Selain daripada hal-hal yang telah penulis uraikan sbelumnya, diantara pokok-pokok ajaran tasawuf adalah mencintai Allah dengan penuh ketulusan dan keikhlasan hal ini berlandaskan kepada firman Allah swt dalam Q.S at-Taubah ayat : 24 yang Artinya: ”Katakanlah: “Jika bapa-bapa, anak-anak, saudara-saudara, isteri-isteri, kaum keluargamu, harta kekayaan yang kamu usahakan, perniagaan yang kamu khawatiri kerugiannya, dan tempat tinggal yang kamu sukai, adalah lebih kamu cintai dari Allah dan RasulNya dan dari berjihad di jalan nya, Maka tunggulah sampai Allah mendatangkan Keputusan-Nya”. dan Allah tidak memberi petunjuk kepada orang-orang yang fasik”.
Ayat ini menunjukkan bahwa kecintaan terhadap Allah, Rasul-Nya dan berjihad di jalan-Nya harus menjadi prioritas utama di atas segala hal, bahkan kecintaan kepada Allah dan Rasul-Nya harus melebihi di atas kecintaan kepada ayah, ibu, anak, istri, keluarga, harta, perniagaan dan segala hal yang bersifat duniawi, atau dengan kata lain bahwa seseorang yang ingin mendapatkan kebahagiaan hidup di dunia dan mendambakan tempat terbaik diakhirat hendaknya menjadikan Allah dan Rasul-Nya sebagai kecintaan tertinggi dalam dirinya (ibnuel-mubhar.blogspot.com).

C. Sejarah Tasawuf

Sejarah tasawuf dimulai dengan Imam Ja’far Al Shadiq ibn Muhamad Bagir ibn Ali Zainal Abidin ibn Husain ibn Ali ibn Abi Thalib. Imam Ja’far juga dianggap sebagai guru dari keempat imam Ahlulsunah yaitu Imam Abu Hanifah, Maliki, Syafi’i dan Ibn Hanbal.

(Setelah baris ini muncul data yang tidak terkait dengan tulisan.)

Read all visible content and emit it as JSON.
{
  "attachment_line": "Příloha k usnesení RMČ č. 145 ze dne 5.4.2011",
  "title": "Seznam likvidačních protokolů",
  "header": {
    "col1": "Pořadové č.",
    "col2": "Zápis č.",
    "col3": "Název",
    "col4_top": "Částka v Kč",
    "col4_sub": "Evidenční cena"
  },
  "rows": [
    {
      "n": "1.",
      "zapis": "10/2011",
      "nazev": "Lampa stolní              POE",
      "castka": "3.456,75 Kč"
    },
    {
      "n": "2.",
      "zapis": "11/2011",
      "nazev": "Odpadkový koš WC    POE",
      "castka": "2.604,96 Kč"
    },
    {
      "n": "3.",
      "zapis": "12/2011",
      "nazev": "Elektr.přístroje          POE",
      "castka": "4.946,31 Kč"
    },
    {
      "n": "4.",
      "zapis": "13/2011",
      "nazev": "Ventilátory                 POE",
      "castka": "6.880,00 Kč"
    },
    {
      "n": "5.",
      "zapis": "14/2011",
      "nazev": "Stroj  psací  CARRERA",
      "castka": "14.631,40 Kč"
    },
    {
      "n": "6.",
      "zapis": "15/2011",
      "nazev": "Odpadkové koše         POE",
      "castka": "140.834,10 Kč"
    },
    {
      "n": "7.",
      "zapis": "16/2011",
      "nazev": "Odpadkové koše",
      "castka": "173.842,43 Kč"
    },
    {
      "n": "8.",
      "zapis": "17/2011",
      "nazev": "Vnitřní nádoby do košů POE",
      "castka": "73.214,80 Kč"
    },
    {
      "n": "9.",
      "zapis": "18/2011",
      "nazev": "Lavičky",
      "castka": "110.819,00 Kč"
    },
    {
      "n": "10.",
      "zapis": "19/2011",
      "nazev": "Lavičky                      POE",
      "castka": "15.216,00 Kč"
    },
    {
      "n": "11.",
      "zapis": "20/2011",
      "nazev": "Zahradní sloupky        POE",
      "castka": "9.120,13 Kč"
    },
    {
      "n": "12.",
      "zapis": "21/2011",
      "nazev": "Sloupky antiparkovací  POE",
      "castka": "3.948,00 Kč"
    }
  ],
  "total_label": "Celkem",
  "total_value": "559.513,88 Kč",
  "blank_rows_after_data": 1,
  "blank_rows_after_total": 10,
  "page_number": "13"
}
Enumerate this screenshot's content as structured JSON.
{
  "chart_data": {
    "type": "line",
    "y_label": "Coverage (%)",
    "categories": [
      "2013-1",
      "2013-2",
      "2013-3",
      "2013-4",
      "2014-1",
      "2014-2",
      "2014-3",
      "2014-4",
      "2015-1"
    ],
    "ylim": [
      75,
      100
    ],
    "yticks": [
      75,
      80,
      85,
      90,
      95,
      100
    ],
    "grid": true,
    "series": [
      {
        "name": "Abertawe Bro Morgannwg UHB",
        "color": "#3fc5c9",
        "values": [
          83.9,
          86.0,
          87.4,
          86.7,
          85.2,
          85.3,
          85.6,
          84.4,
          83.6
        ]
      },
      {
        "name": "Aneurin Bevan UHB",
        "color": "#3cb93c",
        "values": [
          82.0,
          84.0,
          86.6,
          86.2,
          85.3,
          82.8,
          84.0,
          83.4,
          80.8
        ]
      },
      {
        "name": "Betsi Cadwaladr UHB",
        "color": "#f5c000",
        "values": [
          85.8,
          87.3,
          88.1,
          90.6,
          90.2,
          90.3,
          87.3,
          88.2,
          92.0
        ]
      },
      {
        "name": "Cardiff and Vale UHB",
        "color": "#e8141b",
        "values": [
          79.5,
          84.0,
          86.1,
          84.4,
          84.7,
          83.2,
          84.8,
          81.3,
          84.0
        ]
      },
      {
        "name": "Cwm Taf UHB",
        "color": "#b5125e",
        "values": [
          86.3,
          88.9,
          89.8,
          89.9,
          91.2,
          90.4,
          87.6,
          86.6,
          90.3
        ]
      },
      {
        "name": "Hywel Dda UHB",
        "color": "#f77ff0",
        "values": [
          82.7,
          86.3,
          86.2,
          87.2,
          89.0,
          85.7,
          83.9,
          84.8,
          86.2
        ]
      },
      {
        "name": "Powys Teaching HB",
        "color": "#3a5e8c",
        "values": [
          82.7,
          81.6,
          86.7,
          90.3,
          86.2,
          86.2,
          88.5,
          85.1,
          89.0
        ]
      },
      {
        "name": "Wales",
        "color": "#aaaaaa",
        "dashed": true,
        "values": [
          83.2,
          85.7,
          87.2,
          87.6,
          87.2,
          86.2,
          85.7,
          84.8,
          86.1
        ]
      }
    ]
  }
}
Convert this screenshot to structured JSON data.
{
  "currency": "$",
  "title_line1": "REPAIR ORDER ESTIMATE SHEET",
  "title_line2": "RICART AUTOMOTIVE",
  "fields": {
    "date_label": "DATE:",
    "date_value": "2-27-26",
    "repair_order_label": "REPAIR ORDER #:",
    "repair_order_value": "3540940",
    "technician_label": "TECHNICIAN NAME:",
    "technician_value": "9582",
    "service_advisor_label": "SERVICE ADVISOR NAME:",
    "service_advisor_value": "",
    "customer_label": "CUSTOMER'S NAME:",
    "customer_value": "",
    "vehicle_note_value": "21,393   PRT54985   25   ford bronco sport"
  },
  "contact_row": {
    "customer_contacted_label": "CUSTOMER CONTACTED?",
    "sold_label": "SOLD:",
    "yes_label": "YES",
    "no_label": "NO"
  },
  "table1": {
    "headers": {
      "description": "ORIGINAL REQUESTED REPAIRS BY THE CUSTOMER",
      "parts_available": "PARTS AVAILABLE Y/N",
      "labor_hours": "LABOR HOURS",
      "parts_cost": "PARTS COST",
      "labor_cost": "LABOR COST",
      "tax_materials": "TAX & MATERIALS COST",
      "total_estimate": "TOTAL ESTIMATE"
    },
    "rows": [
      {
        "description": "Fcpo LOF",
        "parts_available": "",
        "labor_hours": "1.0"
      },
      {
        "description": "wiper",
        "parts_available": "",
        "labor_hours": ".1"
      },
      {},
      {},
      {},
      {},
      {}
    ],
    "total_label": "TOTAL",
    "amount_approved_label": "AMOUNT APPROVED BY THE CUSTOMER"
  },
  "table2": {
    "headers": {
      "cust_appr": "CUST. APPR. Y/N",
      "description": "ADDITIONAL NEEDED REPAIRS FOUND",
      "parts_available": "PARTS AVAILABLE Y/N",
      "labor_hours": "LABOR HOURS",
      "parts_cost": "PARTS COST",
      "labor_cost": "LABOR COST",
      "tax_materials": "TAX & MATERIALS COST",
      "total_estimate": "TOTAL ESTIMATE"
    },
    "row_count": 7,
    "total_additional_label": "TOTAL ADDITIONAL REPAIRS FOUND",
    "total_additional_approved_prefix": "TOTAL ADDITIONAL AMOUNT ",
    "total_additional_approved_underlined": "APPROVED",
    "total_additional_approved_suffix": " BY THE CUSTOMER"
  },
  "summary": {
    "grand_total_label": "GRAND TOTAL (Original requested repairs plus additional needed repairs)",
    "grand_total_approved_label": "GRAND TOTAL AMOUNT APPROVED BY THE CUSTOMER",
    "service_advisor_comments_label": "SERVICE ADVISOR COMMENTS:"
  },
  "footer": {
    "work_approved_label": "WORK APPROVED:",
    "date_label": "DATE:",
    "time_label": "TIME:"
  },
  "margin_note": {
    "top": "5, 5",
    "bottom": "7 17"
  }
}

Ucapan – ucapan Imam Ja’far banyak disebutkan oleh para sufi seperti Fudhail ibn Iyadh Dzun Nun Al Mishri, Jabir ibn Hayyan dan Al Hallaj. Diantara imam mazhab di kalangan Ahlulsunah, Imam Maliki yang paling banyak meriwayatkan hadis dari Imam Ja’far.
Kaitan Imam Ja’far dengan tasawuf, terlihat dari silsilah tarekat, seperti Naqsyabandiyah yang berujung pada Sayyidina Abubakar Al Shidiq ataupun yang berujung pada Imam Ali selalu melewati Imam Ja’far.
Kakek buyut Imam Ja’far, dikenal mempunyai sifat dan sikap sebagai sufi. Bahkan (meski sulit untuk dibenarkan) beberapa ahli menyebutkan Hasan Al Bashri, sufi-zahid pertama sebagai murid Imam Ali. Sedangkan Ali Zainal Abidin (Ayah Imam Ja’far) dikenal dengan ungkapan-ungkapan cintanya kepada Allah yang tercermin pada do’anya yang berjudul “Al Shahifah Al Sajadiyyah”.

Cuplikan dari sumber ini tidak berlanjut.